Tuesday, May 11, 2010

Percussionista da Guardarte

Tonight I attended a performance at the Manoel Theatre, the knights' old theatre, about 250 years old, if my memory is right. There's seating on the main floor, just a little lower than the stage, then three tiers of boxes, each with four chairs in it, and then the gallery, with a sort of padded bleachers, just under the roof level. As the theatre is quite narrow, only about 20 seats across at floor level, the angle that you look down from, way up in the gallery, is pretty steep.

The acoustics in the place are amazing. The performance was called "Percussionista da Guardarte" (Watching the Percussionist) and the ensemble is Ars Ludi. Or maybe the four-man ensemble is Percussionista da Guardarte and the concert was called "Ars Ludi." One way or another, it was a percussion concert. The men played on glockenspiels, the most conventionally musical instruments of the evening, as well as various kinds of drums, plates, saucers, chairs, a dining table, the upright stem of a music stand, the stage floor, and the wall of the theatre. They also stamped their feet, clapped their hands, and slapped their thighs and the backs of their hands for one number. For the number using plates and saucers, they sat at a dining table, which they also played. The second half of this song was vocal, with them mostly saying what sounded like short words or syllables, possibly based out of a rhyming couplet which began, "Happily ever after the world is flat." I didn't catch the second line, probably because of the speaker's accent. The band is Italian.

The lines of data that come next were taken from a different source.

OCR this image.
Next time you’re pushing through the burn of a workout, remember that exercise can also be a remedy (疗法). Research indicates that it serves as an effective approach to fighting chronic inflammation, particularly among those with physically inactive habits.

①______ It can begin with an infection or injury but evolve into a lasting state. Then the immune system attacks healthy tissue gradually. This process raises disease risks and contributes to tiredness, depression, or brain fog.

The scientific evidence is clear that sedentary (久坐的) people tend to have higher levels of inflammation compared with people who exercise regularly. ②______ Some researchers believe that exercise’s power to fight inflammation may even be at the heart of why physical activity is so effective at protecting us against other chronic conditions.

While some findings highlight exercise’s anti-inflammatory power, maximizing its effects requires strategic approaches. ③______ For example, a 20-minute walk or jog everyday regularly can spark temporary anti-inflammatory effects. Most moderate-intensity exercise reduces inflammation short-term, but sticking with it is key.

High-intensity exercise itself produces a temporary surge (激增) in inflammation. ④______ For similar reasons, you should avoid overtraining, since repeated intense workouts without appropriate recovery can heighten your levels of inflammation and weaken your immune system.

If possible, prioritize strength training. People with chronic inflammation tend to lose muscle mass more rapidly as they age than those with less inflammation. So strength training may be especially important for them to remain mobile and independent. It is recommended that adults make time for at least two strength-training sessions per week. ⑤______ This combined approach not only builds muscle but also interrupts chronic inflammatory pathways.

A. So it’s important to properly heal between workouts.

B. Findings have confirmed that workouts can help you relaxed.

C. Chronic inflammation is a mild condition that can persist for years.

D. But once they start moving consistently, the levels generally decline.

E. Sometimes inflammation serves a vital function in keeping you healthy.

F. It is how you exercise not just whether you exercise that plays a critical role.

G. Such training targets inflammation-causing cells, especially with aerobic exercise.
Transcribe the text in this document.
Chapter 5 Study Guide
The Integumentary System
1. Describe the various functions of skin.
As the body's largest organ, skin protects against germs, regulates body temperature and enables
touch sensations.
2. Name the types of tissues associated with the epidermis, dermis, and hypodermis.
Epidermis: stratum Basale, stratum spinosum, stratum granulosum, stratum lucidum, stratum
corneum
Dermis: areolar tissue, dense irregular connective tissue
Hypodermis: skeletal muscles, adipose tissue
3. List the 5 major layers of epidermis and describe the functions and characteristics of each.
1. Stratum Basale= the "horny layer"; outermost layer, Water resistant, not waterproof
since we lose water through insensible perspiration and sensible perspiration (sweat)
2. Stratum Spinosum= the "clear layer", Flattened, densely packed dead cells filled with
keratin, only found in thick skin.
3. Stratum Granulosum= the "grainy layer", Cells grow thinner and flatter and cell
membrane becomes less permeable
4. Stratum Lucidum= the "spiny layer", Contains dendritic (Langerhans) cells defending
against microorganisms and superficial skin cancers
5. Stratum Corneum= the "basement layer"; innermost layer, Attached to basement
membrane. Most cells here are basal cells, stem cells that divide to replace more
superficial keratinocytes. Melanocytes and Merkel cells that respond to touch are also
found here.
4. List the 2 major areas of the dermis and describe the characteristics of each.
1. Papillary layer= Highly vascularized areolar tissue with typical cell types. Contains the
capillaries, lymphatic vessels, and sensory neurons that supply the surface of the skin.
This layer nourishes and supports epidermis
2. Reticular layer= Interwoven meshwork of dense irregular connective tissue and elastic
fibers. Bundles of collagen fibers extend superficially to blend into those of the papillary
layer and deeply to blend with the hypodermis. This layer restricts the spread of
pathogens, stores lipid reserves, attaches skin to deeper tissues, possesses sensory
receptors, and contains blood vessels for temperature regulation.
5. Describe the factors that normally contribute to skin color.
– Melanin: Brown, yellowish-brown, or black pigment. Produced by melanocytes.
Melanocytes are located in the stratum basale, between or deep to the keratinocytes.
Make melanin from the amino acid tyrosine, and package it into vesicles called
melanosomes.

The first set was the more "classical" set, including what sounded like Mozart's "A Little Night Music," the William Tell Overture, and the Sugar Plum Fairy's song from "The Nutcracker". (Keep in mind it can be a little difficult to be sure you are recognizing something played entirely on percussion, even if that includes glockenspiels.) The second set, after the intermission, was a bit more avant-garde, beginning with a piece that sounded like it might have been by Steve Reich. All four of the musicians played drums on this one, though one of them principally played a glockenspiel. Some of the drumming on this one sounded like a rock band. On one song in this set, they all played what looked like bongos--though they were playing with sticks--and about halfway through, the lights went down, and the sticks glowed in the dark. Then the sticks stopped glowing, and the musicians' right hands glowed. Then some of the sticks started glowing again and two of the hands stopped glowing. It was a cool visual effect.

The whole show, with intermission and encores, lasted about 90 minutes and cost 10 to 20 euros, depending on where you sat. The two English women and I, who went together from the guesthouse, opted for the gallery and the cheap seats, so it was a bargain. A performance like this, in a setting like this, would probably cost three or four times this much in most countries. It's interesting too that the performance was not considered rock or pop, but instead "classical" (or avant-garde classical.) Yes, they were performing using sheet music!

Otherwise today I took it pretty easy. I took a 30-minute or so walk this morning before cleaning up and officially starting the day. I had tea at Marks & Spencer twice (once with muffin), while reading Thomas Hardy. And I sat at Great Siege Square (Pjazza l-Assedju l-Kbir), on the northwest face of St John's Co-Cathedral and drew. (Here's one of the drawings--folks lined up to go inside and see the cathedral.)

While I was drawing a little girl, and later a little boy with her, came and looked at what I was doing. I think they were English. They had these little jumping spider toys on a string that are for sale just a few yards away.

And hey, the electricity just went out! Fortunately the rooms and the halls have some kind of emergency light system--there's a small fluorescent tube burning now in the room. But the buildings across the street still have light. And now we have light too. Good. I don't think we ever had an outage when I was here before.

I took a few pictures today, but not really of touristy things--some of the signs on buildings. I thought you might get a kick out of the way Maltese mingles words from various root languages, much as English does.


And this one just struck me as being a funny sort of official job to have.

Office of the Ombudsman.

And finally a drawing from the cruise, a cellist, drawn while I was watching the Bel Canto String Quartet play one day.